Whither the Appleton?
The nice little museum in Ocala that in just three years has become a major regional draw is losing the man responsible for its transformation.
Jeffrey Spaulding, director of the Appleton Museum of Art, is leaving. The big question: Will new leadership be able to continue the ambitious mission he established?
His announcement was a surprise to everyone, according to museum insiders who were recently notified of his intention to return to Canada at the end of the month, when his contract is up.
When a departure seems so abrupt, rumors float, and so do whispers of possible "problems" that forced the decision.
But in this case, any such intimations are flat out denied.
"Absolutely not," said Sandy D'Alemberte, president of Florida State University and one of Spaulding's bosses.
"It was a complete surprise," said Charles Dessance, president of Central Florida Community College and another boss of Spaulding. "It's a real loss."
"He's done a splendid job," D'Alemberte said. "I'm fond of saying no one's indispensable, but I find myself thinking he comes close."

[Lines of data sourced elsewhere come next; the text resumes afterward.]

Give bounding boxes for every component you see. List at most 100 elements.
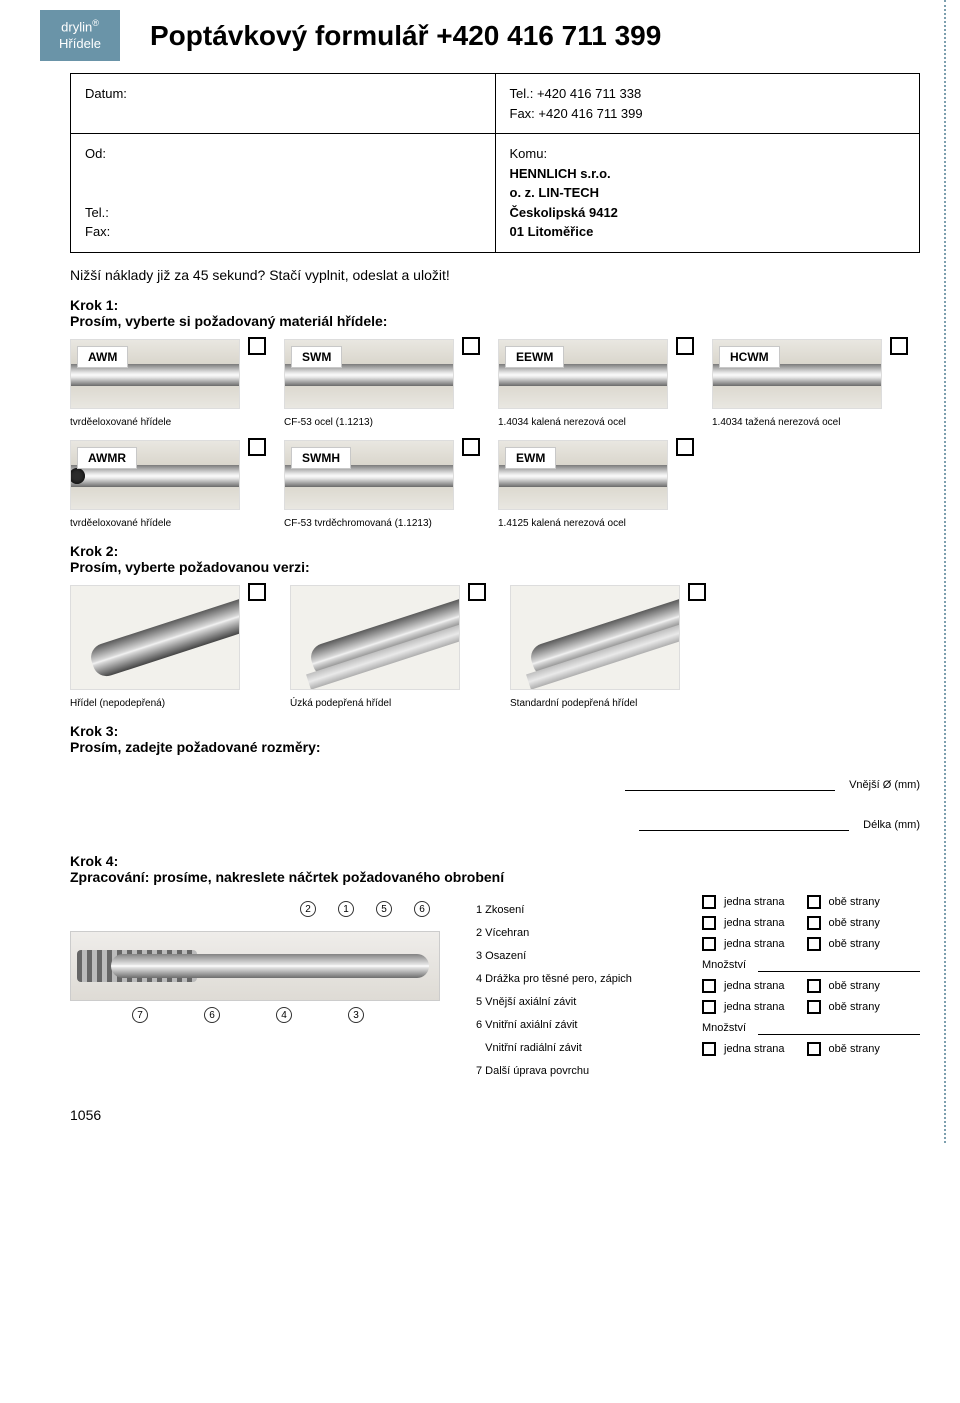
- outer-diameter-label: Vnější Ø (mm): [849, 779, 920, 791]
- contact-telfax-cell: Tel.: +420 416 711 338 Fax: +420 416 711…: [495, 74, 920, 134]
- intro-text: Nižší náklady již za 45 sekund? Stačí vy…: [70, 267, 920, 283]
- version-checkbox-1[interactable]: [468, 583, 486, 601]
- material-thumb-awm: AWM: [70, 339, 240, 409]
- checkbox-both-sides-1[interactable]: [807, 895, 821, 909]
- checkbox-one-side-4[interactable]: [702, 979, 716, 993]
- brand-tab: drylin® Hřídele: [40, 10, 120, 61]
- checkbox-both-sides-2[interactable]: [807, 916, 821, 930]
- material-caption: tvrděeloxované hřídele: [70, 518, 260, 529]
- version-thumb-1: [290, 585, 460, 690]
- material-caption: CF-53 tvrděchromovaná (1.1213): [284, 518, 474, 529]
- shaft-icon: [87, 591, 240, 679]
- material-row-2: AWMR SWMH EWM: [70, 440, 920, 510]
- qty-label: Množství: [702, 1022, 746, 1034]
- qty-label: Množství: [702, 959, 746, 971]
- opt-both-label: obě strany: [829, 938, 880, 950]
- from-cell[interactable]: Od: Tel.: Fax:: [71, 134, 495, 252]
- callout-6: 6: [414, 901, 430, 917]
- legend-line: 7 Další úprava povrchu: [476, 1060, 686, 1083]
- step4-heading: Krok 4:: [70, 853, 920, 869]
- legend-line: 2 Vícehran: [476, 922, 686, 945]
- opt-row-6: jedna strana obě strany: [702, 1042, 920, 1056]
- material-checkbox-ewm[interactable]: [676, 438, 694, 456]
- qty-row-1: Množství: [702, 958, 920, 972]
- checkbox-one-side-6[interactable]: [702, 1042, 716, 1056]
- shaft-drawing: [70, 931, 440, 1001]
- checkbox-one-side-3[interactable]: [702, 937, 716, 951]
- material-thumb-ewm: EWM: [498, 440, 668, 510]
- decorative-dotline: [944, 0, 946, 1143]
- step4-sub: Zpracování: prosíme, nakreslete náčrtek …: [70, 869, 920, 885]
- callout-6: 6: [204, 1007, 220, 1023]
- material-code-label: EWM: [505, 447, 556, 469]
- legend-line: 1 Zkosení: [476, 899, 686, 922]
- options-column: jedna strana obě strany jedna strana obě…: [702, 895, 920, 1084]
- opt-one-label: jedna strana: [724, 1001, 785, 1013]
- checkbox-one-side-5[interactable]: [702, 1000, 716, 1014]
- length-field[interactable]: [639, 813, 849, 831]
- opt-one-label: jedna strana: [724, 917, 785, 929]
- datum-label: Datum:: [85, 86, 127, 101]
- checkbox-both-sides-6[interactable]: [807, 1042, 821, 1056]
- step3-sub: Prosím, zadejte požadované rozměry:: [70, 739, 920, 755]
- step2-sub: Prosím, vyberte požadovanou verzi:: [70, 559, 920, 575]
- material-caption: CF-53 ocel (1.1213): [284, 417, 474, 428]
- qty-field-1[interactable]: [758, 958, 920, 972]
- checkbox-both-sides-3[interactable]: [807, 937, 821, 951]
- material-code-label: EEWM: [505, 346, 564, 368]
- opt-one-label: jedna strana: [724, 896, 785, 908]
- material-code-label: AWMR: [77, 447, 137, 469]
- legend-line: 3 Osazení: [476, 945, 686, 968]
- od-label: Od:: [85, 144, 481, 164]
- material-caption: tvrděeloxované hřídele: [70, 417, 260, 428]
- material-code-label: SWM: [291, 346, 342, 368]
- material-checkbox-swmh[interactable]: [462, 438, 480, 456]
- material-checkbox-hcwm[interactable]: [890, 337, 908, 355]
- step3-heading: Krok 3:: [70, 723, 920, 739]
- step2-heading: Krok 2:: [70, 543, 920, 559]
- checkbox-one-side-2[interactable]: [702, 916, 716, 930]
- material-checkbox-awmr[interactable]: [248, 438, 266, 456]
- opt-both-label: obě strany: [829, 896, 880, 908]
- outer-diameter-field[interactable]: [625, 773, 835, 791]
- checkbox-one-side-1[interactable]: [702, 895, 716, 909]
- material-code-label: HCWM: [719, 346, 780, 368]
- opt-both-label: obě strany: [829, 1001, 880, 1013]
- step1-sub: Prosím, vyberte si požadovaný materiál h…: [70, 313, 920, 329]
- opt-both-label: obě strany: [829, 980, 880, 992]
- checkbox-both-sides-4[interactable]: [807, 979, 821, 993]
- material-caption: 1.4034 tažená nerezová ocel: [712, 417, 902, 428]
- contact-table: Datum: Tel.: +420 416 711 338 Fax: +420 …: [70, 73, 920, 253]
- checkbox-both-sides-5[interactable]: [807, 1000, 821, 1014]
- opt-both-label: obě strany: [829, 1043, 880, 1055]
- material-checkbox-awm[interactable]: [248, 337, 266, 355]
- material-code-label: AWM: [77, 346, 128, 368]
- to-l1: HENNLICH s.r.o.: [510, 164, 906, 184]
- step1-heading: Krok 1:: [70, 297, 920, 313]
- callout-5: 5: [376, 901, 392, 917]
- material-checkbox-eewm[interactable]: [676, 337, 694, 355]
- qty-field-2[interactable]: [758, 1021, 920, 1035]
- brand-line2: Hřídele: [59, 36, 101, 51]
- opt-one-label: jedna strana: [724, 938, 785, 950]
- callout-7: 7: [132, 1007, 148, 1023]
- to-l2: o. z. LIN-TECH: [510, 183, 906, 203]
- page-number: 1056: [70, 1107, 920, 1123]
- opt-row-5: jedna strana obě strany: [702, 1000, 920, 1014]
- step4-body: 2156 7643 1 Zkosení2 Vícehran3 Osazení4 …: [70, 895, 920, 1084]
- legend-line: 5 Vnější axiální závit: [476, 991, 686, 1014]
- version-caption: Úzká podepřená hřídel: [290, 698, 480, 709]
- opt-row-2: jedna strana obě strany: [702, 916, 920, 930]
- legend-line: 6 Vnitřní axiální závit: [476, 1014, 686, 1037]
- version-caption: Hřídel (nepodepřená): [70, 698, 260, 709]
- version-checkbox-2[interactable]: [688, 583, 706, 601]
- datum-cell[interactable]: Datum:: [71, 74, 495, 134]
- callout-3: 3: [348, 1007, 364, 1023]
- fax-label: Fax:: [85, 222, 481, 242]
- step2-title: Krok 2: Prosím, vyberte požadovanou verz…: [70, 543, 920, 575]
- opt-row-4: jedna strana obě strany: [702, 979, 920, 993]
- opt-both-label: obě strany: [829, 917, 880, 929]
- material-checkbox-swm[interactable]: [462, 337, 480, 355]
- version-checkbox-0[interactable]: [248, 583, 266, 601]
- opt-row-3: jedna strana obě strany: [702, 937, 920, 951]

Spaulding came to the Appleton from Alberta, where he was director of the art museum at the University of Lethbridge.
The Appleton was founded in 1987 by Arthur Appleton, a wealthy businessman from Chicago who gave millions to build a museum for his 19th century art, African artifacts and Oriental objects, a very nice collection but not one to attract much attention from outside the area. In the early 1990s, it was turned over to a joint ownership between Florida State University and Central Florida Community College, with a governing board of representatives from those institutions, the city of Ocala and the community.
Spaulding consolidated the collection and opened up most of the gallery space for visiting shows. He brought both scholarship and creativity to the new job, landing important exhibitions of 19th and 20th century paintings and, most recently, a group of Baroque drawings from Flemish masters, including Peter Paul Rubens. Their success boosted attendance from a previous average of about 50 visitors a day to as many as 1,800. He also is credited with making the museum more accessible and launching educational programs for students and recreational events for families.
Spaulding has been out of town and unavailable for comment, but in an e-mail sent two weeks ago, he called his move "a family decision."
Both D'Alemberte and Appleton assistant director Jim Rosengren, who will become interim director, said he was returning to Canada at his family's behest.
"He has two teenage daughters and a wife, and because of the laws here, none of them could get jobs," Rosengren said. "That had to be difficult. I love living in Ocala, but I think they missed Canada."
So can the Appleton sustain the level of quality initiated during Spaulding's tenure, and will its leaders even try?
Everyone involved concedes that it was Spaulding's vision, a network of contacts in the art world and an ability to charm money from donors and corporations that led to its meteoric success. The Appleton does not have an endowment to pay for the very expensive shows that Spaulding sought, making the financial situation a constant "hand-to-mouth" quest for underwriting, by Spaulding's own admission.
D'Alemberte said the search is on for a new director, and he'd like to find one with the same commitment to growth. A committee of Marion County leaders was formed even before Spaulding's announcement to help with development and fundraising.
"Jeffrey set a standard we would not want to lower," D'Alemberte said.
"I can't imagine that we won't continue with the perspective we've established," Rosengren said. "We have a big fundraiser planned for early December, and things are settling into place."
The museum has no more big shows lined up, Rosengren said.
The current one is a group of Inuit sculptures on loan from Canadian galleries, not an exhibition that will have the masses beating a path to the Appleton's doors. But Rosengren has gotten confirmation that a collector will loan drawings of the Inuit by Matisse, which should add popular appeal.
That this small show will be the final one as Spaulding leaves is perhaps an indication that he took things as far as he could.
"You can use all sorts of analogies," Rosengren said. "Like prophets, people who come into your life and aren't there for very long, to show you something. Jeffrey realized the potential of the museum. There's the homage you pay to the work the vanguard does. But he's leaving, and we're still here."